Paul, if you are in business, you need to trust the person.  I'm doing the same thing a Realtor in California.  He trusts me because of my experience.  We are all in this for a win-win situation.

Jun 05, 2009 12:29 AM
Anonymous
Paul

I do negotiate my own deals.  I posted this mostly to get the conversation going and to get a feeling as to what's going on in the rest of the world.  While I do feel that I need to present the offer that includes using the negotiator, I strongly discourage their use.  For those who hold the CDPE designation and listen to the monthly calls, you know that Vanessa used to be a 3rd party negotiator and is now strongly discouraging their use.

I feel very strongly that a Realtor who doesn't negotiate their own transactions shouldn't be doing short sales.  Those listings should be referred to an agent who has demonstrated competence in this specialty area.  In fact, NAR's code of ethics demands that we only involve ourselves in areas of real estate in which we are competent.

Jun 05, 2009 12:52 AM
#13
Chip Jefferson
Gibbs Realty and Auction Company - Columbia, SC

I think we all get the emails saying how easy this can be and beneficial to your clients. In my area I dont have to work SS. Thank god!

Jun 05, 2009 12:53 AM
Roy Kelley
Realty Group Referrals - Gaithersburg, MD

Watch to fees of the third party negotiators. Some organizations are offering assistance with no front end fees.

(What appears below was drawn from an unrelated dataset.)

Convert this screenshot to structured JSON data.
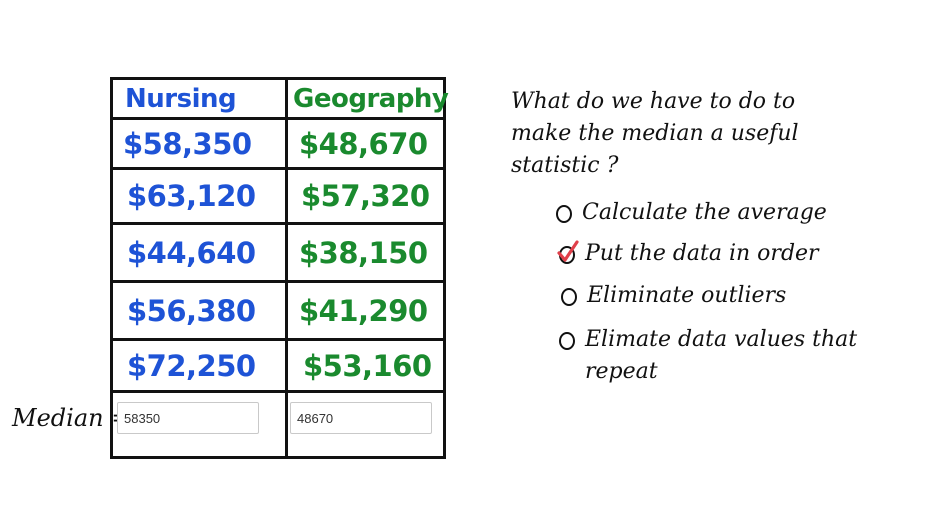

Can the agent be held legally liable for recommending a party that charges excess fees and is not successful with the negotiations?

Follow me on Twitter: http://twitter.com/roykelley

Jun 05, 2009 01:17 AM
Anonymous
Terri

I have used third party negotiating for years. The negotiator I use has my clients best interest at hand and she fights for the rights of my clients on every transaction. I do not charge the seller the negotiation fee I pay for this out of my own pocket or my title company pays for it. This is a service I offer at my own expense. I close approx 5-7 short sale deals per month and all with her help.. This frees up a lot of my time and i don't have to deal with paperwork or the banks. She collects all the paperwork directly from my clients. She gets the complete packet into the bank. she contacts the bank at least 3 times per week. she give me and my clients daily updates. and she even attends the BPO if it is near her. What more could you ask sfor?   I would however stay weary of big companies that offer this service because I wouldn't know that they had every ones best interest involved.